Now somebody crouched down before her. She smelled familiar warmth. She turned her head with difficulty; her neck was stiff. It was Termite, her mother. Beyond her Tumble, the infant, was playing with a lizard she had found, chasing it this way and that, picking it up by the tail and throwing it.
Termite, huge, strong, studied her daughter. Her face was twisted by uneasy disgust. But she probed at the scratches on Shadow’s legs, dipped her fingers into the blood that had dried around Shadow’s vagina, and tasted it. Then she inspected the ugly wound on Shadow’s hand. Fly maggots were wriggling there.
Termite groomed carefully around the edge of the wound. She pulled out the maggots, squeezed out pus, and licked the edges of the wound. Then she gathered a handful of thick, dark green leaves. She chewed these up, spitting them out into a green mass that stank powerfully, and scraped it over the wound.
It hurt sharply. Shadow squealed and pulled her hand back. But her mother was strong. Termite grabbed her hand and continued to tend the wound, despite Shadow’s struggles.
Tumble kept her distance. She would approach her mother, stare at Shadow and wrinkle her small nose, and retreat; then she would forget whatever she had smelled, and approach once more. She hovered a few paces away, attraction and repulsion balanced.
Later, Termite put her powerful arms under Shadow’s armpits, hauled her upright by main force, and dragged her into the shade of a fat, tall palm. She brought her food: figs, leaves and shoots.
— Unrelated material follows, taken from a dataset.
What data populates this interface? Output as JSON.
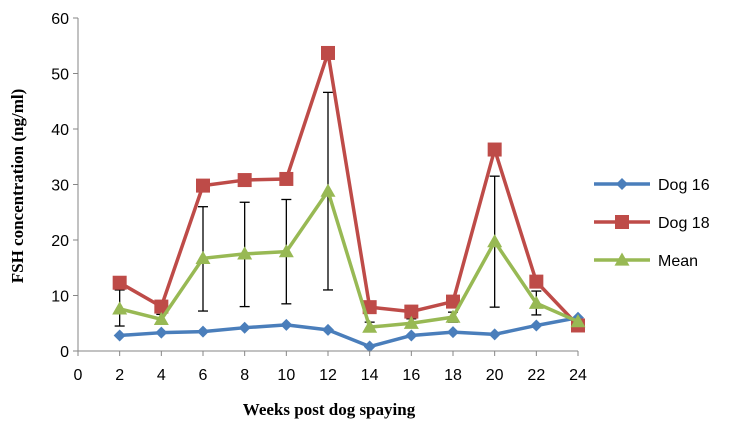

Shadow tried to pull her face away. Termite grabbed her jaw and pinched the joints until Shadow opened her mouth. She forced the food between Shadow’s lips, and pushed at her jaw until Shadow chewed and swallowed.
Shadow threw up.
Termite persisted.
By the time the roosting calls began to sound once more through the forest, Shadow was keeping down much of what she swallowed.
The people returned. The adults carried shaped cobbles, or bits of food. Some of the men had meat.
But there was much unrest. Squat and Little Boss were jabbering and throwing slaps at each other. Squat grabbed at a bloody animal leg Little Boss was carrying, trying to snatch it off him. Little Boss punched him hard in the nose, sending Squat flying back, and Little Boss took a defiant, bloody mouthful of his meat.
When the women started making their nests, Tumble climbed up her mother’s legs and clung onto her shoulders and head.
Once again Termite tried to make Shadow stand, but Shadow fell back and sprawled in the dirt. So Termite leaned over and let Shadow fall across her shoulders. She stood straight with a grunt, and Shadow’s arms and legs dangled at her back and belly.
With powerful gasps. Termite began to climb a palm, laden down by her infant and her nearly grown daughter.